If I run this load on two 2000mAh 3.7V batteries in parallel then I should get a continuous run time of 8 min 53 seconds (given the 27 amp draw).
However if I were to take the load and modify its resistance so it would draw 100W on 7.4V then I will have a draw of 13.5 amps from the cells. This should give a continuous run time of 17 mins 46 seconds.
All this is considering the way voltage has a larger effect on wattage than current.
Are my calculations correct in this sense? (I'm aware a 100W load is rather a lot for this voltage, but its just a rounded number for an example).
Also assume the second load of higher resistance performs the same as the first, lower resistance, load e.g. light/heat output.
Best Answer
Your calculation for the series case is incorrect. You forgot that since the batteries are in series, you can only use the 2 Ah of each cell. 100 W / 7.4 V = 13.5 A. 2 Ah / 13.5 A = 9 minutes, just like your answer for the parallel case. You can't cheat conservation of energy.

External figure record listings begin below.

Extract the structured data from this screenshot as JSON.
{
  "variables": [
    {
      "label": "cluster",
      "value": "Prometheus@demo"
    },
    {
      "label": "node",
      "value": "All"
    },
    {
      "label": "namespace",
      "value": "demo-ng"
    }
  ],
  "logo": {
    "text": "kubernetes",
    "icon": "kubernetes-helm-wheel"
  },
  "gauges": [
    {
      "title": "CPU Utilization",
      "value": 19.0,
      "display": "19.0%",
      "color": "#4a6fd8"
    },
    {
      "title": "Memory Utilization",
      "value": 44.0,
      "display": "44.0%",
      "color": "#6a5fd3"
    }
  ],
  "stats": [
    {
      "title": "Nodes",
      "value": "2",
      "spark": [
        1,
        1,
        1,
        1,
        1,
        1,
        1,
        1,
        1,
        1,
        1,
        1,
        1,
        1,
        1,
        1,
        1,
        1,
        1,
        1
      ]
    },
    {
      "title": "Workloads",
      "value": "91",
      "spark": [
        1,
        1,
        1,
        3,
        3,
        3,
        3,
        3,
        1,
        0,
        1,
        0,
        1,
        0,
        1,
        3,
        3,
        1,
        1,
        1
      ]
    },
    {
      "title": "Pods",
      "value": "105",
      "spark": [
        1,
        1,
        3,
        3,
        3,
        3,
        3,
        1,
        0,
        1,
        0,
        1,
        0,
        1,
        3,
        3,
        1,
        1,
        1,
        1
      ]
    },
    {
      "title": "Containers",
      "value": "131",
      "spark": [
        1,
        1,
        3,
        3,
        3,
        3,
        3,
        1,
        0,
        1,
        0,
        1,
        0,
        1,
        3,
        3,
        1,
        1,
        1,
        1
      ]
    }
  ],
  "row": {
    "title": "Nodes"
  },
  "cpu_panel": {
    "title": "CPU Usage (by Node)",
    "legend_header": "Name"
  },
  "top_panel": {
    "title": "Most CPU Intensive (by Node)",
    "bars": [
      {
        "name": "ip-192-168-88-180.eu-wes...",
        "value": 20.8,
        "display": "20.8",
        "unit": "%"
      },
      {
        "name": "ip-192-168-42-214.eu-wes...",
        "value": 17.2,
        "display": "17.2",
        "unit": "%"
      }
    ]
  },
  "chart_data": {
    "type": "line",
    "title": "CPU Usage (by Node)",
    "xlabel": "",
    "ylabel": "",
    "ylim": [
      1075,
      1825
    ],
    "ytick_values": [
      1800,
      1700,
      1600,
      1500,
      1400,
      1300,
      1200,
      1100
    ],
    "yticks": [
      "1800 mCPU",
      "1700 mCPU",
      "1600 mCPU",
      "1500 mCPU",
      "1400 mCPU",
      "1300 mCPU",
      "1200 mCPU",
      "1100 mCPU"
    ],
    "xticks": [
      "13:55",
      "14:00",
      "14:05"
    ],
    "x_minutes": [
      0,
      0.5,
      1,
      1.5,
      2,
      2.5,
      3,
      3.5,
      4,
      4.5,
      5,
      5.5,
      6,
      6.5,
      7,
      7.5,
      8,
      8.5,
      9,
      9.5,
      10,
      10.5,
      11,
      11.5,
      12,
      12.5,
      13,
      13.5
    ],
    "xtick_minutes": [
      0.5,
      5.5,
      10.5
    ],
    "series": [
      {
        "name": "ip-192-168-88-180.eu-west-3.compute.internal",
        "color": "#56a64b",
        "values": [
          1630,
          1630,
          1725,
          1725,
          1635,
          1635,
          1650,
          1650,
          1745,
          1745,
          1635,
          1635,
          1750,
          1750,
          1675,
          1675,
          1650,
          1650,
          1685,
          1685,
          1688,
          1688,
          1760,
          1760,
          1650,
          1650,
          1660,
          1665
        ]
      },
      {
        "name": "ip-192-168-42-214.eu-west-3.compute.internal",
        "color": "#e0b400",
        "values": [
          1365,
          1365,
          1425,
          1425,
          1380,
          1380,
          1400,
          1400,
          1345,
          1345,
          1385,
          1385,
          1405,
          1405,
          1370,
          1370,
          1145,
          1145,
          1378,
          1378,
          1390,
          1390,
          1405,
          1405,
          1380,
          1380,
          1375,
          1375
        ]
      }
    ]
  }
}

Also, calculating battery runtime to better than 1 part in 500 (one second out of 8 minutes 53 seconds) is absurd. Battery capacity is a rough number at some set of nominal conditions. Various factors, like temperature, drain rate (current), age, what you consider "empty", number of charge/recharge cycles for rechargables, and part to part variation change the total charge you will get from the battery. Take a look at a battery datasheet. Batteries are complicated.